Raser stoppen
Gemeinden wollen Radargeräte selbst aufstellen dürfen

Unbefriedigende Situation in den Gemeinden, weil diese nicht selbst entscheiden können, Radargeräte aufzustellen.
  • Unbefriedigende Situation in den Gemeinden, weil diese nicht selbst entscheiden können, Radargeräte aufzustellen.
  • Foto: privat
  • hochgeladen von Doris Necker

Im Vorfeld der Konferenz der Landesverkehrsreferenten gemeinsam mit Verkehrsministerin Leonore Gewessler fordert der Österreichische Gemeindebund von Bund und Ländern einen stärkeren Fokus auf den Ausbau des öffentlichen Verkehrs im ländlichen Raum, die Möglichkeit zur Radarüberwachung für Gemeinden und eine rasche Novellierung der Eisenbahnkreuzungsverordnung.

ÖSTERREICH. Der Gemeindebund fordert mehr Fokus auf den ländlichen Raum.
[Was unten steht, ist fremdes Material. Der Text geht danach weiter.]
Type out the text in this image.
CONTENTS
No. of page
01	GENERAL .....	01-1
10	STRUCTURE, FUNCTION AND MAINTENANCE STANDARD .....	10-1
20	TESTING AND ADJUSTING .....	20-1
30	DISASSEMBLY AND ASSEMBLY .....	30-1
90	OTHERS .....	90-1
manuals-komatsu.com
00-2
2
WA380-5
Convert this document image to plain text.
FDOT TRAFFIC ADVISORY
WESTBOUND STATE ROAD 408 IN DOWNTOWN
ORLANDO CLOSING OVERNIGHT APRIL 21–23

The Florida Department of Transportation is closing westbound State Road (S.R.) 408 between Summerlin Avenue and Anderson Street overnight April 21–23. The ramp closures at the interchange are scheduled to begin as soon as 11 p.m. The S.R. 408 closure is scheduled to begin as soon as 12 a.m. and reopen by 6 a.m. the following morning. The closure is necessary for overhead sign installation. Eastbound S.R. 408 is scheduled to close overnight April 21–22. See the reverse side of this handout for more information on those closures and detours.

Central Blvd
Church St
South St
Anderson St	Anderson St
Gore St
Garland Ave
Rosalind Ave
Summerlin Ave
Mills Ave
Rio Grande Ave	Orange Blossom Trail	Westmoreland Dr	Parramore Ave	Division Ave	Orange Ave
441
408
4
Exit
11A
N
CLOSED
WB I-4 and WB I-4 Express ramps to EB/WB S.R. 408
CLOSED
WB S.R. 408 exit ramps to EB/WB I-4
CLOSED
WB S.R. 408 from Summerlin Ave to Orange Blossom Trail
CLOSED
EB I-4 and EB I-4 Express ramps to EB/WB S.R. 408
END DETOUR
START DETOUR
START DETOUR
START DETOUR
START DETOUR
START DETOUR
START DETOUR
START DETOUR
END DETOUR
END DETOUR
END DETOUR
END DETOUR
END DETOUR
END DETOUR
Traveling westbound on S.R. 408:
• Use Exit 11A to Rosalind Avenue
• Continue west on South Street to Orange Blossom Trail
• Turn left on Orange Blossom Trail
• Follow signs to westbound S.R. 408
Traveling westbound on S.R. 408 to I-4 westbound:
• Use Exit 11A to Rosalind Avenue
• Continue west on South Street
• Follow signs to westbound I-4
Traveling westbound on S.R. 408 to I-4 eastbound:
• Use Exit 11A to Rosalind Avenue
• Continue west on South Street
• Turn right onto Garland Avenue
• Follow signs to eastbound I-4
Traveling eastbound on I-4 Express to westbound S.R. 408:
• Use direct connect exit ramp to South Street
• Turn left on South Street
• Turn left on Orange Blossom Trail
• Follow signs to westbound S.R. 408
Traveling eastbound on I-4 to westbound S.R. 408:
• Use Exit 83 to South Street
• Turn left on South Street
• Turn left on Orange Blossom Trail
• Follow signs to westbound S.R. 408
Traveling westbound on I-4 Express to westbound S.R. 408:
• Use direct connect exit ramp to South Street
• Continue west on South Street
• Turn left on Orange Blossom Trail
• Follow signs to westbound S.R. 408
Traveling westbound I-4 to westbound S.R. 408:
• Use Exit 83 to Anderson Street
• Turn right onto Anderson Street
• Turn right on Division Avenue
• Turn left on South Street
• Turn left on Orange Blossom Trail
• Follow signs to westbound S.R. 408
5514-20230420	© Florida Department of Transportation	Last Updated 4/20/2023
Allein 60 Prozent der Mittel für den Nahverkehr gehen nach Wien. "Wir fordern vom Bund seit Jahren eine andere Aufteilung dieser öffentlichen Fördermittel, um den öffentlichen Nahverkehr in den ländlichen Regionen mit neuen zukunftsweisenden Konzepten auszubauen und auch dort den Bürgern den Umstieg auf Öffis zu erleichtern", betont Gemeindebund-Präsident Bürgermeister Alfred Riedl. 

Höhere Strafen für Raser 

Die Forderung nach einer Erhöhung der Geldstrafen für Raser im Ortsgebiet sowie vermehrter Einsatz von Tempokontrollen ist für die Sicherheit in den Gemeinden wesentlich. Derzeit müsse man neue Radarboxen in einem komplizierten Verfahren über Bezirksverwaltungsbehörde und Exekutive anfordern. 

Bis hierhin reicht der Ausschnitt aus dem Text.